Alarm sounded for farmland birds [BBC 2006-08-18]
[Photo] Corncrakes have benefited from targeted conservation efforts
The latest health check on UK bird numbers paints an alarming picture of decline in several threatened species.
Of 26 bird species targeted for special conservation efforts in 1995, nine - including the song thrush - are bouncing back.
But the rest - including the skylark and turtle dove - are either still in decline or have only stable numbers.
The State of the UK's Birds report was published by three conservation groups and four government agencies.
The report suggests that most of the rare species have increased, while the more widespread species have generally continued to decline.
"There is good news and bad news.
"The good news tends to be with those rare, localised species where an organisation like the RSPB or others fix it, because it's a local job," said Martin Avery, conservation director at the RSPB, one of the organisations behind the report.
"But the birds we're still really worried about are farmland birds that should be common everywhere, not just on nature reserves.
"These birds include the skylark, the tree sparrow, the corn bunting and the yellowhammer."
In 1995, birds whose UK populations had halved in number over 25 years, or those birds under threat of global extinction, were treated as the highest conservation priorities by the government, which agreed targets for arresting wildlife decline by 2010.
Each of 26 species received a dedicated "biodiversity action plan" (BAP).
Ten of the 26 species are considered widespread as they occur across many parts of the UK.
The song thrush is a clear winner among the widespread birds, and has increased by 18% in the last 11 years.

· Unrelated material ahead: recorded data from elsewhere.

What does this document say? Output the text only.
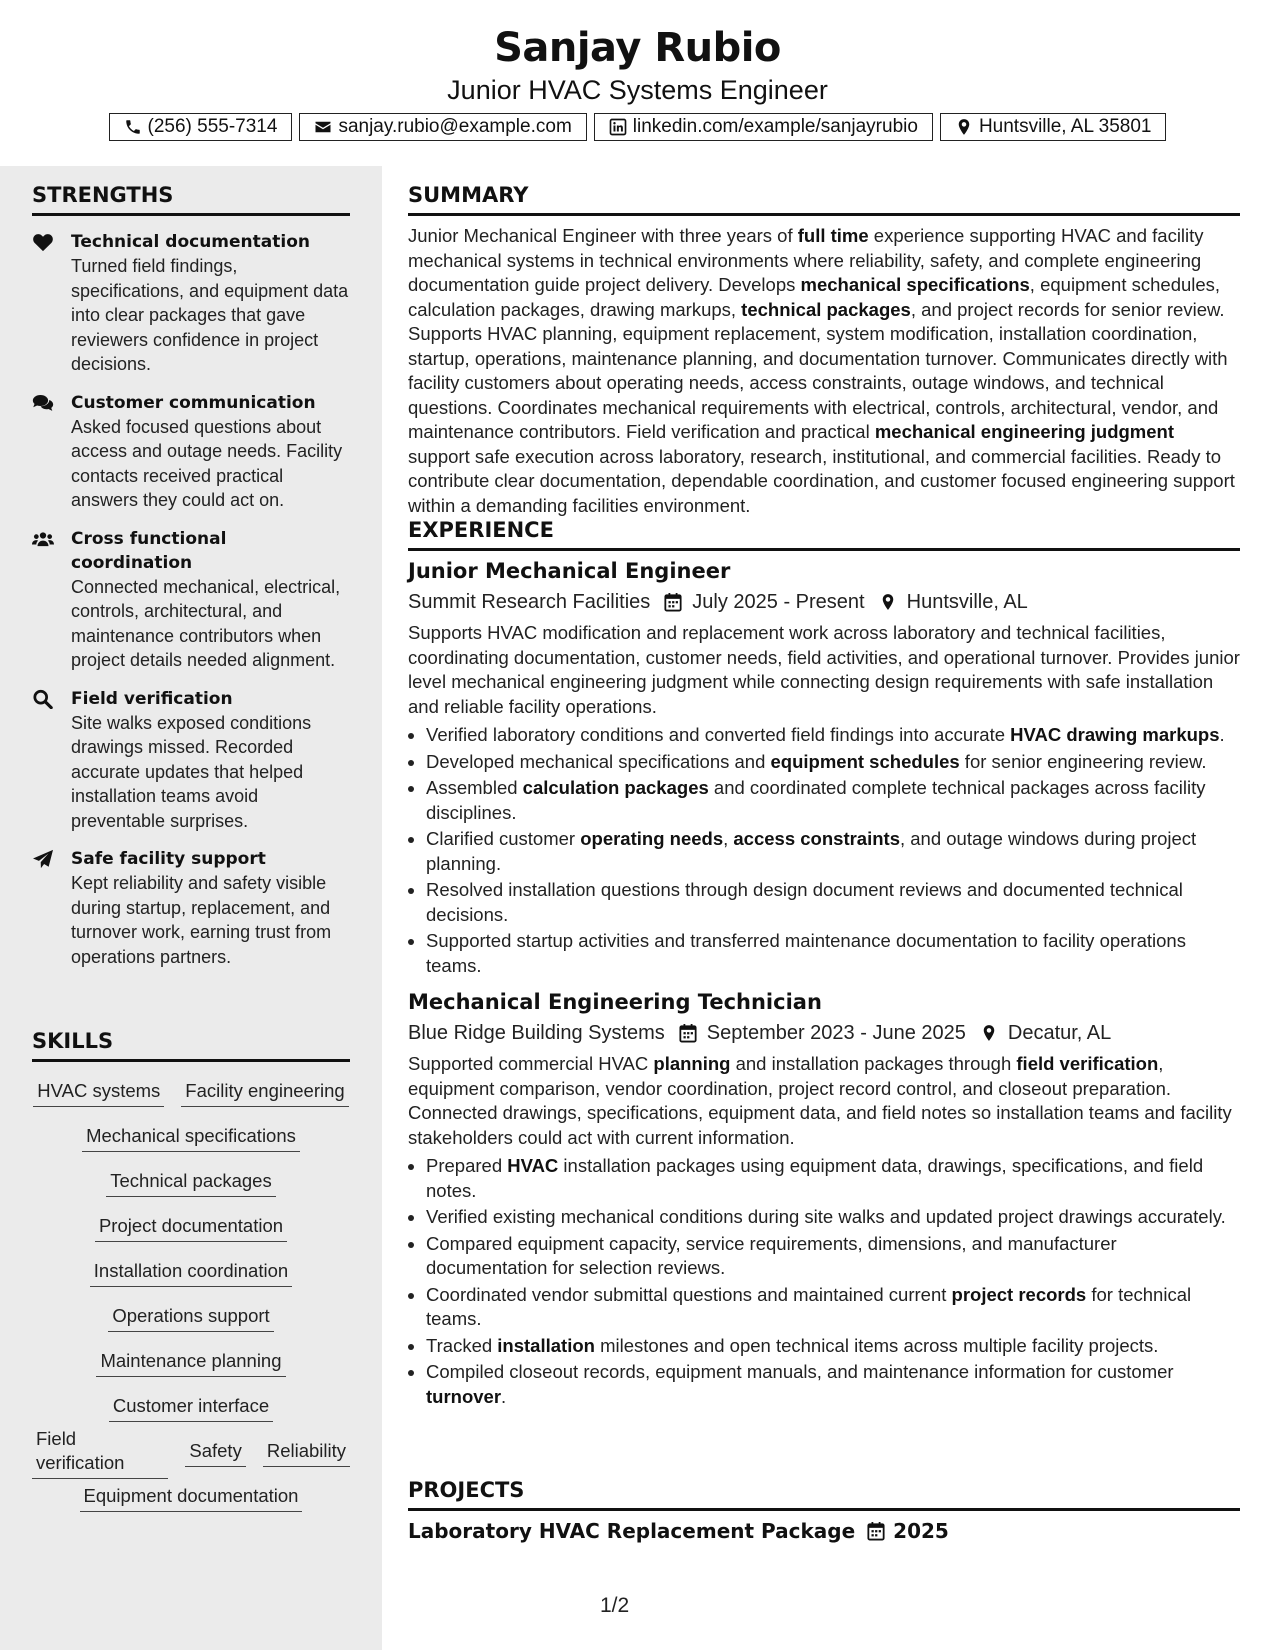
Sanjay Rubio
Junior HVAC Systems Engineer
(256) 555-7314	sanjay.rubio@example.com	linkedin.com/example/sanjayrubio	Huntsville, AL 35801
STRENGTHS
Technical documentation
Turned field findings, specifications, and equipment data into clear packages that gave reviewers confidence in project decisions.
Customer communication
Asked focused questions about access and outage needs. Facility contacts received practical answers they could act on.
Cross functional coordination
Connected mechanical, electrical, controls, architectural, and maintenance contributors when project details needed alignment.
Field verification
Site walks exposed conditions drawings missed. Recorded accurate updates that helped installation teams avoid preventable surprises.
Safe facility support
Kept reliability and safety visible during startup, replacement, and turnover work, earning trust from operations partners.
SKILLS
HVAC systems Facility engineering
Mechanical specifications
Technical packages
Project documentation
Installation coordination
Operations support
Maintenance planning
Customer interface
Field verification
Safety Reliability
Equipment documentation
SUMMARY

Junior Mechanical Engineer with three years of full time experience supporting HVAC and facility mechanical systems in technical environments where reliability, safety, and complete engineering documentation guide project delivery. Develops mechanical specifications, equipment schedules, calculation packages, drawing markups, technical packages, and project records for senior review. Supports HVAC planning, equipment replacement, system modification, installation coordination, startup, operations, maintenance planning, and documentation turnover. Communicates directly with facility customers about operating needs, access constraints, outage windows, and technical questions. Coordinates mechanical requirements with electrical, controls, architectural, vendor, and maintenance contributors. Field verification and practical mechanical engineering judgment support safe execution across laboratory, research, institutional, and commercial facilities. Ready to contribute clear documentation, dependable coordination, and customer focused engineering support within a demanding facilities environment.

EXPERIENCE
Junior Mechanical Engineer
Summit Research Facilities July 2025 - Present Huntsville, AL

Supports HVAC modification and replacement work across laboratory and technical facilities, coordinating documentation, customer needs, field activities, and operational turnover. Provides junior level mechanical engineering judgment while connecting design requirements with safe installation and reliable facility operations.

• Verified laboratory conditions and converted field findings into accurate HVAC drawing markups.
• Developed mechanical specifications and equipment schedules for senior engineering review.
• Assembled calculation packages and coordinated complete technical packages across facility disciplines.
• Clarified customer operating needs, access constraints, and outage windows during project planning.
• Resolved installation questions through design document reviews and documented technical decisions.
• Supported startup activities and transferred maintenance documentation to facility operations teams.
Mechanical Engineering Technician
Blue Ridge Building Systems September 2023 - June 2025 Decatur, AL

Supported commercial HVAC planning and installation packages through field verification, equipment comparison, vendor coordination, project record control, and closeout preparation. Connected drawings, specifications, equipment data, and field notes so installation teams and facility stakeholders could act with current information.

• Prepared HVAC installation packages using equipment data, drawings, specifications, and field notes.
• Verified existing mechanical conditions during site walks and updated project drawings accurately.
• Compared equipment capacity, service requirements, dimensions, and manufacturer documentation for selection reviews.
• Coordinated vendor submittal questions and maintained current project records for technical teams.
• Tracked installation milestones and open technical items across multiple facility projects.
• Compiled closeout records, equipment manuals, and maintenance information for customer turnover.
PROJECTS
Laboratory HVAC Replacement Package 2025
1/2
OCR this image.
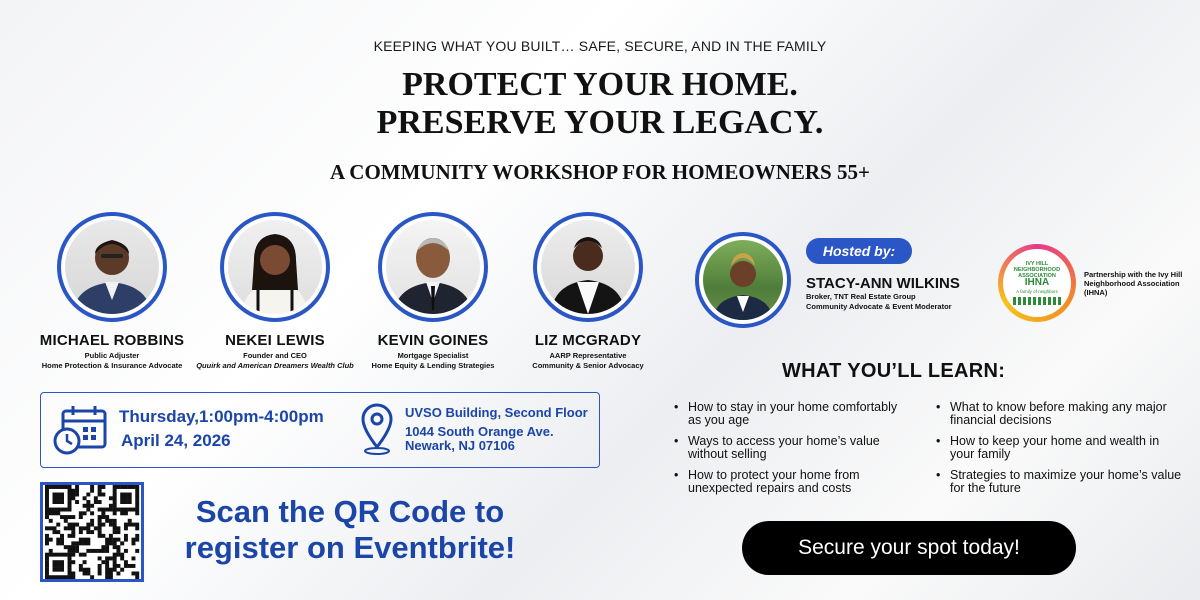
KEEPING WHAT YOU BUILT… SAFE, SECURE, AND IN THE FAMILY
PROTECT YOUR HOME.
PRESERVE YOUR LEGACY.
A COMMUNITY WORKSHOP FOR HOMEOWNERS 55+
MICHAEL ROBBINS
Public Adjuster
Home Protection & Insurance Advocate
NEKEI LEWIS
Founder and CEO
Quuirk and American Dreamers Wealth Club
KEVIN GOINES
Mortgage Specialist
Home Equity & Lending Strategies
LIZ MCGRADY
AARP Representative
Community & Senior Advocacy
Thursday,1:00pm-4:00pm
April 24, 2026
UVSO Building, Second Floor
1044 South Orange Ave.
Newark, NJ 07106
Scan the QR Code to
register on Eventbrite!
Hosted by:
STACY-ANN WILKINS
Broker, TNT Real Estate Group
Community Advocate & Event Moderator
IVY HILL NEIGHBORHOOD ASSOCIATION
IHNA
A family of neighbors
Partnership with the Ivy Hill Neighborhood Association (IHNA)
WHAT YOU’LL LEARN:
• How to stay in your home comfortably as you age
• Ways to access your home’s value without selling
• How to protect your home from unexpected repairs and costs
• What to know before making any major financial decisions
• How to keep your home and wealth in your family
• Strategies to maximize your home’s value for the future
Secure your spot today!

But it still has a long way to go to recover to former levels.
The tree sparrow also appears to be in the very early stages of recovery, following a massive decline.
But seven of the 10 widespread species, including the skylark, grey partridge, turtle dove and bullfinch, continue to decline.
The turtle dove has almost halved in number since the creation of the BAP.
Scarcer birds such as the bittern, woodlark, and the nightjar have all increased.
Formerly much more widespread across the UK, the populations of some rare species, such as the cirl bunting, corncrake and stone-curlew, have also increased.
But they still have not managed to recolonise most of their former range, largely remaining at higher density in core hotspots.
Dr Phil Grice, of English Nature, commented: "Tackling the declines in widespread bird species will require sympathetic land management right across the countryside and not just on nature reserves.
"The UK's various agri-environment schemes... now include measures targeted on declining farmland birds, such as the skylark and grey partridge.
"If enough farmers take part in these schemes, there is every chance that we will see a turnaround in the fortunes of the declining species over the coming decade."
The report was compiled by the RSPB, the British Trust for Ornithology, the Wildlife and Wetlands Trust, The Countryside Council for Wales, English Nature, Environment and Heritage Service (Northern Ireland), Scottish Natural Heritage and Birdwatch.